James Connolly’s strong anti-imperialist stance was also in direct conflict with the outlook of many members of the Irish Parliamentary Party, who would have been content to secure the advantages of a political autonomy for Ireland within the Empire. Connolly, on the contrary, was appalled at the slaughtering of the international proletariat on the Western Front and in the Middle East. In his estimation, a blow against Empire before the end of the War was necessary, so as to clear the ground for future socialist struggle.

Yet Connolly may have been overly optimistic, at least in the short term, in thinking that the Empire was “weakest at the point nearest its heart.”[7] On Wednesday, 26th April, 1916, the third day of the Rising, Liberty Hall was shelled by the gunship The Helga, and reduced to a ruin. This destruction of the headquarters of Irish trade-unionism, which, despite being left vacant during Easter Week, were chosen by the British military as the first building to be shelled, stands as a metaphor for the ruination of the hopes that had galvanised the combatants of the Citizen Army.

Notwithstanding the loss of life suffered by the Citizen Army during the Rising, the war years that ensued were defined by a “labour must wait” stance. Feminists, too, were told that they must wait, as the property-driven conservatism against which Connolly had warned grew into the dominant ideology of the new Irish State. Land and private property, a repressive religiosity and a narrow pursuit of respectability, affecting in particular women, became the defining social and cultural ideals of the newly independent Ireland, at the expense of any fundamental social transformation of an egalitarian kind.

The Republic for which the men and women of the Citizen Army hoped remains unfulfilled. But their hopes did not die. We are all here today. And those same aspirations for true equality, for real independence, can sustain us today in the task of rebuilding our society and our economy.

Tapaímis an deis seo na gealltanais a tháing chugainn ó mhná agus ó fhir Arm Cathartha na hÉireann, nár cuireadh i gcrích go fóill, a fhíorú le linn na comóraidh seo.

[Let us seize the opportunity of these ongoing commemorations to rekindle the unfulfilled promises bequeathed to us across the century by the women and men of the Irish Citizen Army.]

Their vision of a people free from want, free from impoverishment and free from exploitation remains a wellspring of inspiration for us as we seek to respond to the situation of too many workers who, in Ireland today, earn a wage that guarantees neither a life free from poverty, nor access to decent housing, adequate childcare and health services.

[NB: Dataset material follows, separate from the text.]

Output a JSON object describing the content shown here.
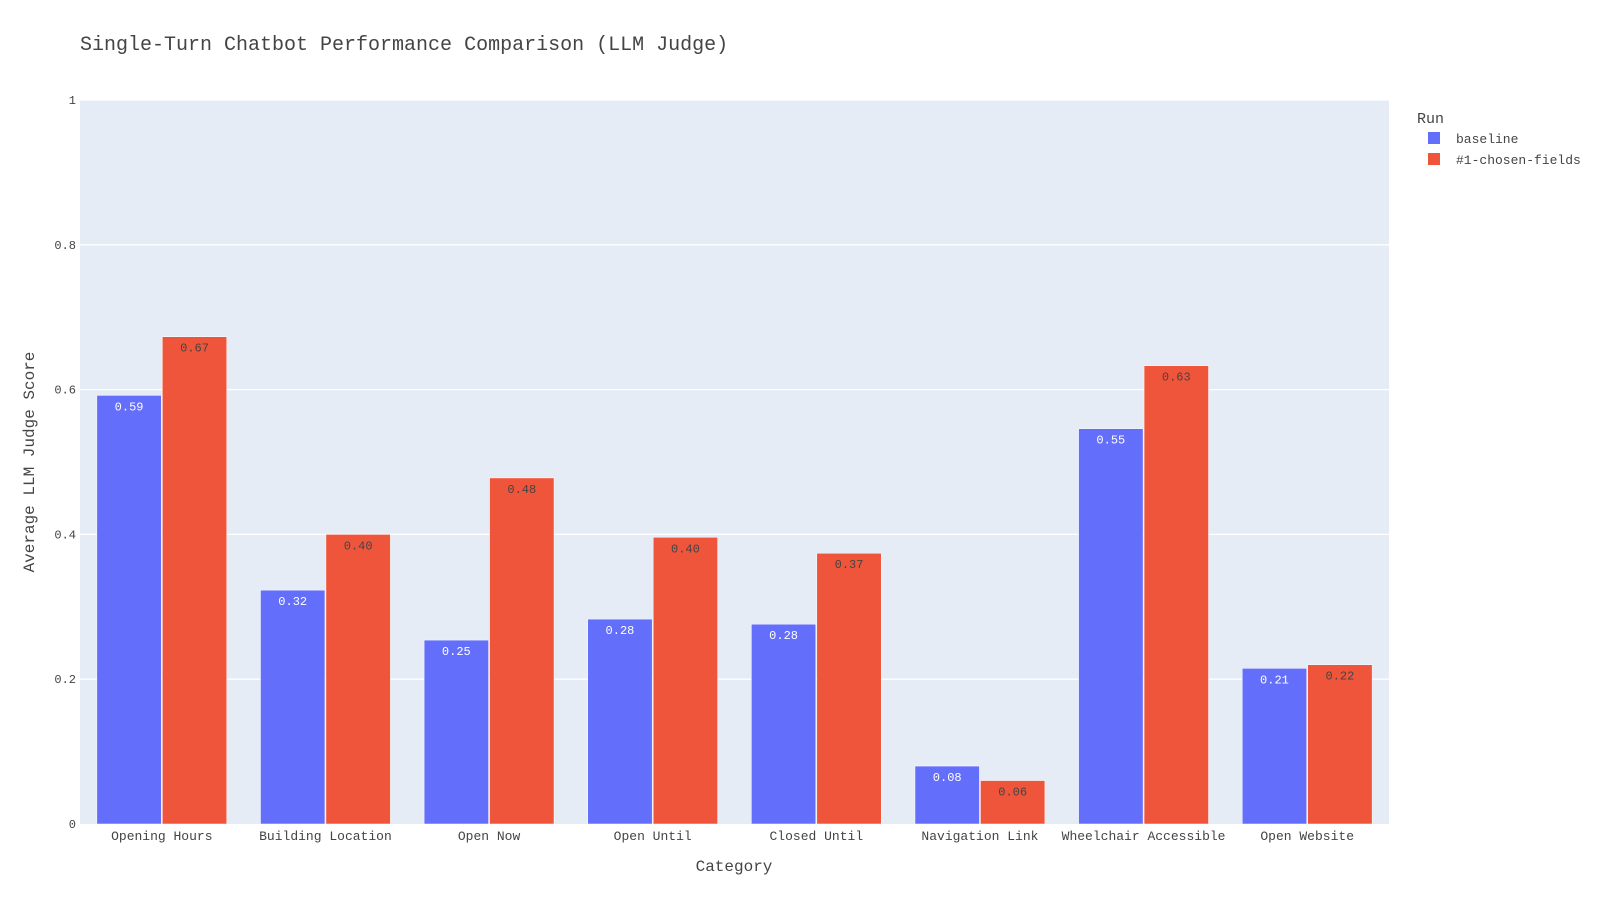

Mar fhocal scoir, is mian liom go ndéanaimis focail James Connolly a fhíorú, nuair a dúirt sé:

“The real progress of a nation towards freedom must be measured by the progress of its most subject class.”[8]

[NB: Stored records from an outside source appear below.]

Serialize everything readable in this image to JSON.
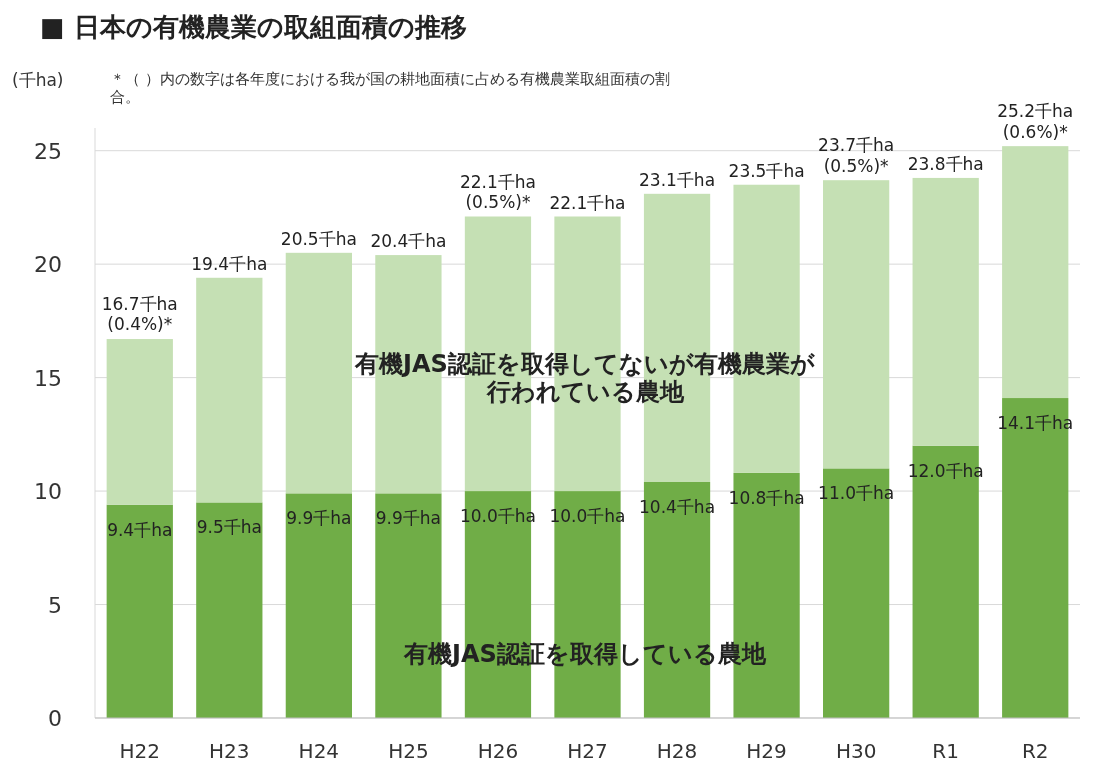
{
  "chart_data": {
    "type": "bar",
    "stacked": true,
    "title": "■ 日本の有機農業の取組面積の推移",
    "ylabel": "(千ha)",
    "annotations": [
      "＊（ ）内の数字は各年度における我が国の耕地面積に占める有機農業取組面積の割合。"
    ],
    "categories": [
      "H22",
      "H23",
      "H24",
      "H25",
      "H26",
      "H27",
      "H28",
      "H29",
      "H30",
      "R1",
      "R2"
    ],
    "series": [
      {
        "name": "有機JAS認証を取得している農地",
        "color": "#70ad47",
        "values": [
          9.4,
          9.5,
          9.9,
          9.9,
          10.0,
          10.0,
          10.4,
          10.8,
          11.0,
          12.0,
          14.1
        ],
        "value_labels": [
          "9.4千ha",
          "9.5千ha",
          "9.9千ha",
          "9.9千ha",
          "10.0千ha",
          "10.0千ha",
          "10.4千ha",
          "10.8千ha",
          "11.0千ha",
          "12.0千ha",
          "14.1千ha"
        ]
      },
      {
        "name": "有機JAS認証を取得してないが有機農業が行われている農地",
        "color": "#c5e0b4",
        "values": [
          7.3,
          9.9,
          10.6,
          10.5,
          12.1,
          12.1,
          12.7,
          12.7,
          12.7,
          11.8,
          11.1
        ]
      }
    ],
    "totals": [
      "16.7千ha\n(0.4%)*",
      "19.4千ha",
      "20.5千ha",
      "20.4千ha",
      "22.1千ha\n(0.5%)*",
      "22.1千ha",
      "23.1千ha",
      "23.5千ha",
      "23.7千ha\n(0.5%)*",
      "23.8千ha",
      "25.2千ha\n(0.6%)*"
    ],
    "ylim": [
      0,
      26
    ],
    "yticks": [
      0,
      5,
      10,
      15,
      20,
      25
    ],
    "grid": "y"
  }
}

Go raibh míle maith agaibh go léir.

 

ENDS

[1] Rosie Hackett, May 1951, BMH WS 546.

[2] Frank Robbins. 1977. Under the Starry Plough. Recollections of the Irish Citizen Army. The Academy Press, p.34.

[3] O’Brady, July 1952, BMH WS 705.

[4] A first version of The Workers’ Republic had been published by James Connolly, from his and Lillie’s house, at number 54 Pimlico, between 1898 and 1903.

[5] Frank Robbins. Opcit., pp.63-64.

[6] Frank Robbins. Opcit., p.83.

[7] James Connolly, “What is Our Programme?”. Workers’ Republic, 22nd January 1916: “We shall continue, in season and out of season, to teach that the ‘far-flung battle line’ of England is weakest at the point nearest its heart, that Ireland is in that position of tactical advantage, that a defeat of England in India, Egypt, the Balkans or Flanders would not be so dangerous to the British Empire as any conflict of armed forces in Ireland.”

[8] James Connolly, “Economic Conscription” (1915).